Personal life
- Born: Annie Augusta Armer May 24, 1907
- Died: November 6, 2000 (aged 93) San Antonio, Texas
- Occupation: Botanist;

Religious life
- Religion: Catholic

= Joseph Marie Armer =

American Roman Catholic nun and botanist (1907–2000)

Joseph Marie Armer (1907–2000) was an American Roman Catholic sister and botanist. In 1956 she established the Alamo Regional Academy of Science and Engineering, also known as the Alamo Regional Science Fair. She was the Piper Professor of Texas for Teaching Excellence in 1964. A natural science chair at the University of the Incarnate Word is named for her.

== Youth and entry into religious life ==
She was born Annie Augusta Armer in 1907 to Augusta Eulalia Barnitz Armer and Leon Armer.
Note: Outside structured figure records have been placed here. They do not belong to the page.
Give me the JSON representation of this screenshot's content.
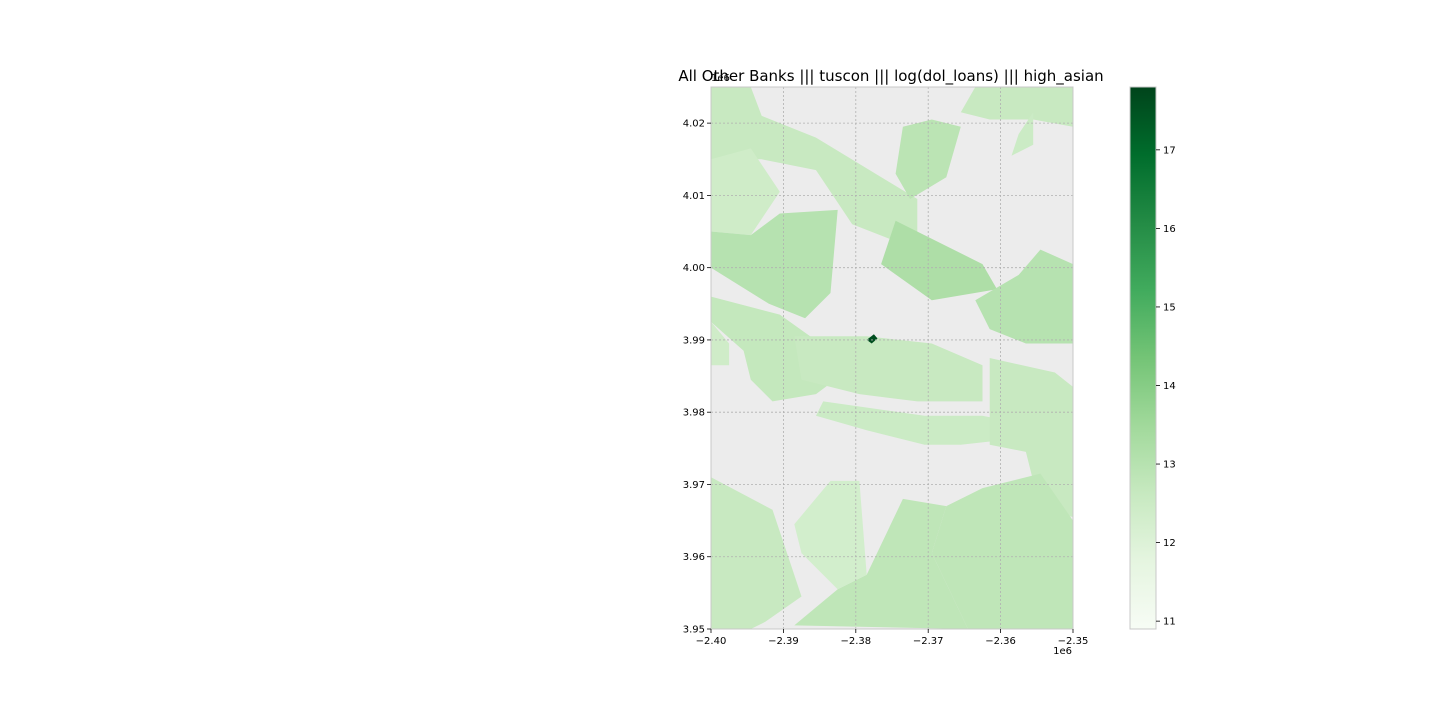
{
  "figure": {
    "title": "All Other Banks ||| tuscon ||| log(dol_loans) ||| high_asian"
  },
  "map": {
    "background_color": "#ececec",
    "grid": true,
    "x_axis": {
      "range": [
        -2.4,
        -2.35
      ],
      "ticks": [
        -2.4,
        -2.39,
        -2.38,
        -2.37,
        -2.36,
        -2.35
      ],
      "tick_labels": [
        "−2.40",
        "−2.39",
        "−2.38",
        "−2.37",
        "−2.36",
        "−2.35"
      ],
      "offset_label": "1e6"
    },
    "y_axis": {
      "range": [
        3.95,
        4.025
      ],
      "ticks": [
        3.95,
        3.96,
        3.97,
        3.98,
        3.99,
        4.0,
        4.01,
        4.02
      ],
      "tick_labels": [
        "3.95",
        "3.96",
        "3.97",
        "3.98",
        "3.99",
        "4.00",
        "4.01",
        "4.02"
      ],
      "offset_label": "1e6"
    }
  },
  "colorbar": {
    "colormap": "Greens",
    "range": [
      10.9,
      17.8
    ],
    "ticks": [
      11,
      12,
      13,
      14,
      15,
      16,
      17
    ],
    "tick_labels": [
      "11",
      "12",
      "13",
      "14",
      "15",
      "16",
      "17"
    ],
    "stops": [
      "#f7fcf5",
      "#e5f5e0",
      "#c7e9c0",
      "#a1d99b",
      "#74c476",
      "#41ab5d",
      "#238b45",
      "#006d2c",
      "#00441b"
    ]
  },
  "chart_data": {
    "type": "choropleth",
    "title": "All Other Banks ||| tuscon ||| log(dol_loans) ||| high_asian",
    "xlim": [
      -2.4,
      -2.35
    ],
    "ylim": [
      3.95,
      4.025
    ],
    "units_scale": "1e6",
    "color_variable": "log(dol_loans)",
    "color_range": [
      10.9,
      17.8
    ],
    "regions": [
      {
        "value": 12.6,
        "polygon": [
          [
            -2.4,
            4.025
          ],
          [
            -2.3945,
            4.025
          ],
          [
            -2.393,
            4.021
          ],
          [
            -2.3855,
            4.018
          ],
          [
            -2.3855,
            4.0135
          ],
          [
            -2.393,
            4.015
          ],
          [
            -2.4,
            4.015
          ]
        ]
      },
      {
        "value": 12.4,
        "polygon": [
          [
            -2.4,
            4.015
          ],
          [
            -2.3945,
            4.0165
          ],
          [
            -2.3905,
            4.0105
          ],
          [
            -2.3945,
            4.0045
          ],
          [
            -2.4,
            4.005
          ]
        ]
      },
      {
        "value": 13.0,
        "polygon": [
          [
            -2.4,
            4.005
          ],
          [
            -2.3945,
            4.0045
          ],
          [
            -2.3905,
            4.0075
          ],
          [
            -2.3825,
            4.008
          ],
          [
            -2.3835,
            3.9965
          ],
          [
            -2.387,
            3.993
          ],
          [
            -2.392,
            3.995
          ],
          [
            -2.4,
            4.0
          ]
        ]
      },
      {
        "value": 12.6,
        "polygon": [
          [
            -2.3855,
            4.018
          ],
          [
            -2.3715,
            4.0095
          ],
          [
            -2.3715,
            4.0025
          ],
          [
            -2.3805,
            4.006
          ],
          [
            -2.3855,
            4.0135
          ]
        ]
      },
      {
        "value": 12.9,
        "polygon": [
          [
            -2.3735,
            4.0195
          ],
          [
            -2.3695,
            4.0205
          ],
          [
            -2.3655,
            4.0195
          ],
          [
            -2.3675,
            4.0125
          ],
          [
            -2.3725,
            4.0095
          ],
          [
            -2.3745,
            4.013
          ]
        ]
      },
      {
        "value": 12.6,
        "polygon": [
          [
            -2.3635,
            4.025
          ],
          [
            -2.35,
            4.025
          ],
          [
            -2.35,
            4.0195
          ],
          [
            -2.3555,
            4.0205
          ],
          [
            -2.3615,
            4.0205
          ],
          [
            -2.3655,
            4.0215
          ]
        ]
      },
      {
        "value": 12.5,
        "polygon": [
          [
            -2.3575,
            4.0185
          ],
          [
            -2.3555,
            4.0215
          ],
          [
            -2.3555,
            4.017
          ],
          [
            -2.3585,
            4.0155
          ]
        ]
      },
      {
        "value": 13.2,
        "polygon": [
          [
            -2.3745,
            4.0065
          ],
          [
            -2.3625,
            4.0005
          ],
          [
            -2.3605,
            3.997
          ],
          [
            -2.3695,
            3.9955
          ],
          [
            -2.3765,
            4.0005
          ]
        ]
      },
      {
        "value": 13.0,
        "polygon": [
          [
            -2.35,
            4.0005
          ],
          [
            -2.3545,
            4.0025
          ],
          [
            -2.3575,
            3.999
          ],
          [
            -2.3635,
            3.9955
          ],
          [
            -2.3615,
            3.9915
          ],
          [
            -2.3565,
            3.9895
          ],
          [
            -2.35,
            3.9895
          ]
        ]
      },
      {
        "value": 12.7,
        "polygon": [
          [
            -2.4,
            3.996
          ],
          [
            -2.3905,
            3.9935
          ],
          [
            -2.3835,
            3.9885
          ],
          [
            -2.3815,
            3.9855
          ],
          [
            -2.3855,
            3.9825
          ],
          [
            -2.3915,
            3.9815
          ],
          [
            -2.3945,
            3.9845
          ],
          [
            -2.3955,
            3.9885
          ],
          [
            -2.4,
            3.9925
          ]
        ]
      },
      {
        "value": 12.4,
        "polygon": [
          [
            -2.4,
            3.9925
          ],
          [
            -2.3975,
            3.9895
          ],
          [
            -2.3975,
            3.9865
          ],
          [
            -2.4,
            3.9865
          ]
        ]
      },
      {
        "value": 12.6,
        "polygon": [
          [
            -2.3885,
            3.9905
          ],
          [
            -2.3785,
            3.9905
          ],
          [
            -2.3695,
            3.9895
          ],
          [
            -2.3625,
            3.9865
          ],
          [
            -2.3625,
            3.9815
          ],
          [
            -2.3715,
            3.9815
          ],
          [
            -2.3795,
            3.9825
          ],
          [
            -2.3875,
            3.9845
          ]
        ]
      },
      {
        "value": 12.5,
        "polygon": [
          [
            -2.3845,
            3.9815
          ],
          [
            -2.3705,
            3.9795
          ],
          [
            -2.3625,
            3.9795
          ],
          [
            -2.3575,
            3.9785
          ],
          [
            -2.3565,
            3.9765
          ],
          [
            -2.3655,
            3.9755
          ],
          [
            -2.3705,
            3.9755
          ],
          [
            -2.3785,
            3.9775
          ],
          [
            -2.3855,
            3.9795
          ]
        ]
      },
      {
        "value": 12.6,
        "polygon": [
          [
            -2.3615,
            3.9875
          ],
          [
            -2.3525,
            3.9855
          ],
          [
            -2.35,
            3.9835
          ],
          [
            -2.35,
            3.9655
          ],
          [
            -2.3545,
            3.9665
          ],
          [
            -2.3565,
            3.9745
          ],
          [
            -2.3615,
            3.9755
          ]
        ]
      },
      {
        "value": 12.8,
        "polygon": [
          [
            -2.35,
            3.965
          ],
          [
            -2.35,
            3.95
          ],
          [
            -2.3645,
            3.95
          ],
          [
            -2.3695,
            3.9605
          ],
          [
            -2.3675,
            3.967
          ],
          [
            -2.3625,
            3.9695
          ],
          [
            -2.3545,
            3.9715
          ]
        ]
      },
      {
        "value": 12.8,
        "polygon": [
          [
            -2.3885,
            3.9505
          ],
          [
            -2.3645,
            3.95
          ],
          [
            -2.3695,
            3.9605
          ],
          [
            -2.3675,
            3.967
          ],
          [
            -2.3735,
            3.968
          ],
          [
            -2.3785,
            3.9575
          ],
          [
            -2.3825,
            3.9555
          ]
        ]
      },
      {
        "value": 12.3,
        "polygon": [
          [
            -2.3835,
            3.9705
          ],
          [
            -2.3795,
            3.9705
          ],
          [
            -2.3785,
            3.9575
          ],
          [
            -2.3825,
            3.9555
          ],
          [
            -2.3875,
            3.9605
          ],
          [
            -2.3885,
            3.9645
          ]
        ]
      },
      {
        "value": 12.6,
        "polygon": [
          [
            -2.4,
            3.971
          ],
          [
            -2.3915,
            3.9665
          ],
          [
            -2.3895,
            3.9605
          ],
          [
            -2.3875,
            3.9545
          ],
          [
            -2.3925,
            3.951
          ],
          [
            -2.3945,
            3.95
          ],
          [
            -2.4,
            3.95
          ]
        ]
      },
      {
        "value": 17.6,
        "polygon": [
          [
            -2.3785,
            3.99
          ],
          [
            -2.3775,
            3.9908
          ],
          [
            -2.377,
            3.9902
          ],
          [
            -2.3778,
            3.9895
          ]
        ]
      }
    ]
  }
}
She graduated from the University of Texas at Austin with a PhD in biology in 1929. UT Austin was one of the few universities in the United States to admit women at that time, and it did so from its inception in 1883. Although raised Baptist, she converted to Roman Catholicism in 1929 after she began working at the University of the Incarnate Word, and she joined the Sisters of Charity of the Incarnate Word. In 1943 she won a full tuition grant to the Catholic University of America for further studies. Her vision deteriorated throughout her adult life until she was considered legally blind, but she continued her teaching and research.